Alexnet architecture

Bhawna · January 21, 2020, 2:15am

I didn’t understand DATA AUGMENTATION in given paper.
plz give me brief idea about how is it done.

Bhawna · January 21, 2020, 2:16am

chiraggandhi70726 · January 21, 2020, 11:14am

Data Augmentation:

Data Augmentation is usually done when we have less data than required to train and generalize a model. In order to make the most of our few training examples, we will “augment” them via a number of random transformations, so that our model would never see twice the exact same picture. This helps prevent overfitting and helps the model generalize better.

Coming on to your question two types of data augmentation techniques were used in Alexnet:

The first form of data augmentation consists of Image translations and horizontal reflections, this can be achieved by using keras.preprocessing.image.ImageDataGenerator

This class can be used to perform horizontal and vertical flips. I’d posted the code in the
Coding Blocks IDE for the same.

The output of the above code:

Plot-of-Augmented-Images-with-a-Horizontal-Flip1280×960 319 KB
The second form of data Augmentation performed was random changes to the light-level or brightness of the images.

Code for RandomBrightness Augmentation is IDE

Output: Image

I hope this makes everything clear about data augmentaion in AlexNet.

Bhawna · January 21, 2020, 12:30pm

in paper it is written "training set size is increased by a factor of 2048 " how?

chiraggandhi70726 · January 21, 2020, 1:37pm

They are actually training on 1.2 million * 2048 training images.
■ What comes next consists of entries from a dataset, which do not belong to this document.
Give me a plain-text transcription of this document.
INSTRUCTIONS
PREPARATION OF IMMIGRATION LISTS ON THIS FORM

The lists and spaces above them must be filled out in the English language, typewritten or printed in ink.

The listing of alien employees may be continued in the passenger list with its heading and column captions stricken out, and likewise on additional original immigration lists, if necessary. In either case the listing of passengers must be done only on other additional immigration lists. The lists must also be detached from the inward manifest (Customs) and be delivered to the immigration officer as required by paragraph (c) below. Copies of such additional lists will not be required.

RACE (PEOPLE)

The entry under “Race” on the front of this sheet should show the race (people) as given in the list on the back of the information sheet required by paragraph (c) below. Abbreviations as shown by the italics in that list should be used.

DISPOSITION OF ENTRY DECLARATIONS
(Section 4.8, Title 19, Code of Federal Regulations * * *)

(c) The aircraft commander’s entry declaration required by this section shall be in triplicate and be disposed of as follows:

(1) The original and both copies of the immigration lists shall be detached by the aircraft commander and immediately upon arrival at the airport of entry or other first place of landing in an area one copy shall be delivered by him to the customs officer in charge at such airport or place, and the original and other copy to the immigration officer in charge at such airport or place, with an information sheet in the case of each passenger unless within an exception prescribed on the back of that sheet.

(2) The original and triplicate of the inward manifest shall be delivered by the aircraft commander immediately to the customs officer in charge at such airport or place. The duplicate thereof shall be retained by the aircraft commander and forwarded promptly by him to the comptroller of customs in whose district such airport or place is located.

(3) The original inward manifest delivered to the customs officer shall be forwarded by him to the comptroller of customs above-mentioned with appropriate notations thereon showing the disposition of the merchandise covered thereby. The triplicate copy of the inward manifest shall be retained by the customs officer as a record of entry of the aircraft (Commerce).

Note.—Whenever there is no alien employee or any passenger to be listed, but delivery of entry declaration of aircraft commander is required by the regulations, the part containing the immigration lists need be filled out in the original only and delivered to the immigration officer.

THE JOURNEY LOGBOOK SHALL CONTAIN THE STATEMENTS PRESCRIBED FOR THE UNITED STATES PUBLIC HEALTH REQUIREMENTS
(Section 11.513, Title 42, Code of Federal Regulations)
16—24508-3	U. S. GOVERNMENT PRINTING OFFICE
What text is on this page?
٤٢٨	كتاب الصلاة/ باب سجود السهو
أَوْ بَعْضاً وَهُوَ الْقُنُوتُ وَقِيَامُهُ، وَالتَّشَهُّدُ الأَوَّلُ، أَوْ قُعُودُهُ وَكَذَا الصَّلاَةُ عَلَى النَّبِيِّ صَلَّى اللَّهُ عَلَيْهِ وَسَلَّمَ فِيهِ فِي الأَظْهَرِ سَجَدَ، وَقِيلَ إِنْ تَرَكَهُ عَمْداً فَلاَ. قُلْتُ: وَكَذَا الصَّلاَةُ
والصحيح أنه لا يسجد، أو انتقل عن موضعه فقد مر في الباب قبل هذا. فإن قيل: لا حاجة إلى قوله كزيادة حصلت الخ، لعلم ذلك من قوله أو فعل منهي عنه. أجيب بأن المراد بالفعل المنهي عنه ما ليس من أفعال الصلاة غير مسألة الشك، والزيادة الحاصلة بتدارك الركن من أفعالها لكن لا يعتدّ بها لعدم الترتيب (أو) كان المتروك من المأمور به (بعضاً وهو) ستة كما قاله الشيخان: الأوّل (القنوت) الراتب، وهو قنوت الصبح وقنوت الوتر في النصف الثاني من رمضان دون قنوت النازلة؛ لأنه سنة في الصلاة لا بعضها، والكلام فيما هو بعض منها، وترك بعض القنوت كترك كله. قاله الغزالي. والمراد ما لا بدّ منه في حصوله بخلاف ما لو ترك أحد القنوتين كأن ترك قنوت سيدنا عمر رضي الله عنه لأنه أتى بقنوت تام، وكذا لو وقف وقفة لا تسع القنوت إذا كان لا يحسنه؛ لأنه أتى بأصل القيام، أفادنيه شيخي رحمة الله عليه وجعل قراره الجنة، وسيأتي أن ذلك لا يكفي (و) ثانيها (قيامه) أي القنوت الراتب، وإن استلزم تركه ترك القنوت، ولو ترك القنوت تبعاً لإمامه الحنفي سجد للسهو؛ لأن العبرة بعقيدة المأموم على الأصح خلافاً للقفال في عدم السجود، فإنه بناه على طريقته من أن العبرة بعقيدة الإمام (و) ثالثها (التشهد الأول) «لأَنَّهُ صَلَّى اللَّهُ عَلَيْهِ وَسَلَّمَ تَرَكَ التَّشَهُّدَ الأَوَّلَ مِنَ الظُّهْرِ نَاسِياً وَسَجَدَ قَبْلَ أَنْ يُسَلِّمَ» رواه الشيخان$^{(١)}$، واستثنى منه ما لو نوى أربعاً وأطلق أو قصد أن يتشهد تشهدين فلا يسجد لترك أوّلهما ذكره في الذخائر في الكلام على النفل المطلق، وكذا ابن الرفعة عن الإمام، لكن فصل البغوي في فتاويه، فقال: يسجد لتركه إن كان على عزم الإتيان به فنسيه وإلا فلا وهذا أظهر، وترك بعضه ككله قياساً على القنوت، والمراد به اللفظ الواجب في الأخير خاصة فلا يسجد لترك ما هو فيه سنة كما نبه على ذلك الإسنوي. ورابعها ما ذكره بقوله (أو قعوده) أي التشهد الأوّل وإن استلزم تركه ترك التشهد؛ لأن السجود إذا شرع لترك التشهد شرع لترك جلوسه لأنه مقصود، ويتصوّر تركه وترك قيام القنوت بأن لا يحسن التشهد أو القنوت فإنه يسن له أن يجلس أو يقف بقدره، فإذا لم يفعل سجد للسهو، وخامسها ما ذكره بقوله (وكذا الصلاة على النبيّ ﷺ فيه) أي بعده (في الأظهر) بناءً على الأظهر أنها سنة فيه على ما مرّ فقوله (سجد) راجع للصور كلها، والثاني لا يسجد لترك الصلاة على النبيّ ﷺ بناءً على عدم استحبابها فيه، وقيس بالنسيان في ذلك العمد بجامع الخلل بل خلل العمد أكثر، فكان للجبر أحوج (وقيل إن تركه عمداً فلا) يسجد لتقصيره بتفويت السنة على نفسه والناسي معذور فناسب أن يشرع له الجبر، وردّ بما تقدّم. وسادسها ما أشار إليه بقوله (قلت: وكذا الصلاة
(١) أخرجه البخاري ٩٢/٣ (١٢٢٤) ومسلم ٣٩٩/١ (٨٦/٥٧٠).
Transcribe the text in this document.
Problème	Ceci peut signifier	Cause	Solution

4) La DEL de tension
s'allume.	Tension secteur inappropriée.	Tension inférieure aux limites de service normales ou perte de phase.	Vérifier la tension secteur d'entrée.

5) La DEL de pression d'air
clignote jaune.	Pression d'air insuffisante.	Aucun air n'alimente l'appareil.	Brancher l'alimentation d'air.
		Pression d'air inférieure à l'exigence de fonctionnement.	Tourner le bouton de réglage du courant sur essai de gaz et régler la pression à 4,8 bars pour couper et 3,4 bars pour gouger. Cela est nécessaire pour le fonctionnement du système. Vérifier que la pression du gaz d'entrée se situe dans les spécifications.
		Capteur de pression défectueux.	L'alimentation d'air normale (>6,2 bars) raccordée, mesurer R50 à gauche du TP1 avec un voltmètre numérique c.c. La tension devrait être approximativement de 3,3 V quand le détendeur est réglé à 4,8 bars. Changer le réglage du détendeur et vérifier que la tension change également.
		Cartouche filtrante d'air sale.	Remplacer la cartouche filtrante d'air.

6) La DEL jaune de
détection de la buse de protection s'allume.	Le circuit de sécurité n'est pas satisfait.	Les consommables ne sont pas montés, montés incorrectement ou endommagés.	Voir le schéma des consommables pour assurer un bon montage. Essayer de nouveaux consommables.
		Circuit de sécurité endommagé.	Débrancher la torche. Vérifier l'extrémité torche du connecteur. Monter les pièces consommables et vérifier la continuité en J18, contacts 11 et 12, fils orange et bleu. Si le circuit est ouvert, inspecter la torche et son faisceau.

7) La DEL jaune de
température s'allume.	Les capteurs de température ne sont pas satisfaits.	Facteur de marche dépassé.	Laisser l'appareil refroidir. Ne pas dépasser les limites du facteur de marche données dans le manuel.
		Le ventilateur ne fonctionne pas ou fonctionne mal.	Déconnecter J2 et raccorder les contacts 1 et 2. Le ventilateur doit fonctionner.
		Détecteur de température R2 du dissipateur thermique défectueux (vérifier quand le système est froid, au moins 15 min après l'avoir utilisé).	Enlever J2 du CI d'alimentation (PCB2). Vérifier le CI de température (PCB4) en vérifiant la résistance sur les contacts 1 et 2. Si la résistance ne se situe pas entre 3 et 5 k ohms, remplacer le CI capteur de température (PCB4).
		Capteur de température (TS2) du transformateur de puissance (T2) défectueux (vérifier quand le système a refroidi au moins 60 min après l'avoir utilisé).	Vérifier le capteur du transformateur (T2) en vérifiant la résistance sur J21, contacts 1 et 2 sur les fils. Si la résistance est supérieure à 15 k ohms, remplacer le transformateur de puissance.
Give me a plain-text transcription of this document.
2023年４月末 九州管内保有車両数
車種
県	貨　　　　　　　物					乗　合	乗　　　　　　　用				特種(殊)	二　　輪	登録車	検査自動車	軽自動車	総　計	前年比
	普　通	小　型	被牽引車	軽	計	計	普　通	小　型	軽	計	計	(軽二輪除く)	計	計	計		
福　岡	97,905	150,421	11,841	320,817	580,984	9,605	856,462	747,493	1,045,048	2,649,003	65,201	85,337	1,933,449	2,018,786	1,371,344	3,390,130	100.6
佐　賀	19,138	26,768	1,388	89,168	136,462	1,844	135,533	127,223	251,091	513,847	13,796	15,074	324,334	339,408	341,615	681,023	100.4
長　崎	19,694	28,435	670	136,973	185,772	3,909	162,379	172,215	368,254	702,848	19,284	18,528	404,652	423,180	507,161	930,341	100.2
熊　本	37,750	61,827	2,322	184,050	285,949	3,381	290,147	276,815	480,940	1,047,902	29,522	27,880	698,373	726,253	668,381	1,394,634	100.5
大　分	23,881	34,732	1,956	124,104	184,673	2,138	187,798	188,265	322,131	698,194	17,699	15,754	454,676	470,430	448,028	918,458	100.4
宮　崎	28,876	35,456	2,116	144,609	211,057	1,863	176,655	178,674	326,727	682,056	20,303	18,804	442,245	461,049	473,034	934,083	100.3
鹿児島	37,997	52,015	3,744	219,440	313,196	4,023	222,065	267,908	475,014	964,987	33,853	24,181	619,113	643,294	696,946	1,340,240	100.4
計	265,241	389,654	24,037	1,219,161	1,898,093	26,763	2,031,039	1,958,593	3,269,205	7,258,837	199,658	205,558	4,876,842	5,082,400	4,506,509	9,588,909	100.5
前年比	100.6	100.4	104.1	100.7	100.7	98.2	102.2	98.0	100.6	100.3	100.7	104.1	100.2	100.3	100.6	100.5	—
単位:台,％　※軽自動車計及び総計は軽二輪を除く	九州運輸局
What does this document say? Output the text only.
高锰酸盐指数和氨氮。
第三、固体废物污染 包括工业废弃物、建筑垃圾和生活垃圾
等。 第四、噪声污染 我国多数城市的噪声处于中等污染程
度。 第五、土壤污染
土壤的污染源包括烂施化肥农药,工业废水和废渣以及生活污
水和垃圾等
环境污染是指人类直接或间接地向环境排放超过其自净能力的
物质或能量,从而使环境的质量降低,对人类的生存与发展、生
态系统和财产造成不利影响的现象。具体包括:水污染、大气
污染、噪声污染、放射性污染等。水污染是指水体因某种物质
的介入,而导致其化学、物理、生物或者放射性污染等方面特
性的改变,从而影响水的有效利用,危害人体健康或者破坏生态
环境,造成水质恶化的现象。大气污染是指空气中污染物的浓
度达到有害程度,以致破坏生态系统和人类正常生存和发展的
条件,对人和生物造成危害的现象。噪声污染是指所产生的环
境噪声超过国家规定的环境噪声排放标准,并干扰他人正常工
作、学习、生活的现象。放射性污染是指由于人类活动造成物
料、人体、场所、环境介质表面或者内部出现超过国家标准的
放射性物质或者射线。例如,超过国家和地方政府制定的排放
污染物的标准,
For each training image of size 256x256, if you extract patches of size 224x224, you can get up to 1024. 224x224 patches from the image ((256-224)*(256-224)). And for each such patch you take a horizontal reflection. In total 2048 patches from a single image.

Bhawna · January 21, 2020, 2:02pm

I understood the images(in 2nd type) ,are formed by changing brightness but what is meant by horizontal reflection and patches here i didn’t get

chiraggandhi70726 · January 21, 2020, 9:24pm

Here In the first form of Augmentation you’ll be going to create patches of (224 x 224) size Image.
Patch is basically a crop of size (224 x 224) from the original image of size (256 x 256).

From a single image of size (256 x 256) you can create
256-224 = 32 -- along x axis
256-224 = 32 -- along y axis

32*32=1024 patches.

For each patch you will also create a horizontally flipped image too. Therefore for 1 image there will be 2*1024 = 2048 patches.

Conclusion :

Patch is the Image crop from original Image.
For each unique Image there will be 2048 patches.
Horizontal reflection means flipping an image horizontally.

Bhawna · January 22, 2020, 2:12am

If patch is crop image ,then it should be of size (224,224),then number of such patches should be(256-224+1)*(256-224+1) ?

chiraggandhi70726 · January 23, 2020, 10:56am

yes, you are absolutely right infact In their paper they had said they used random crops so if they left out one or two crops won’t affect the dataset much.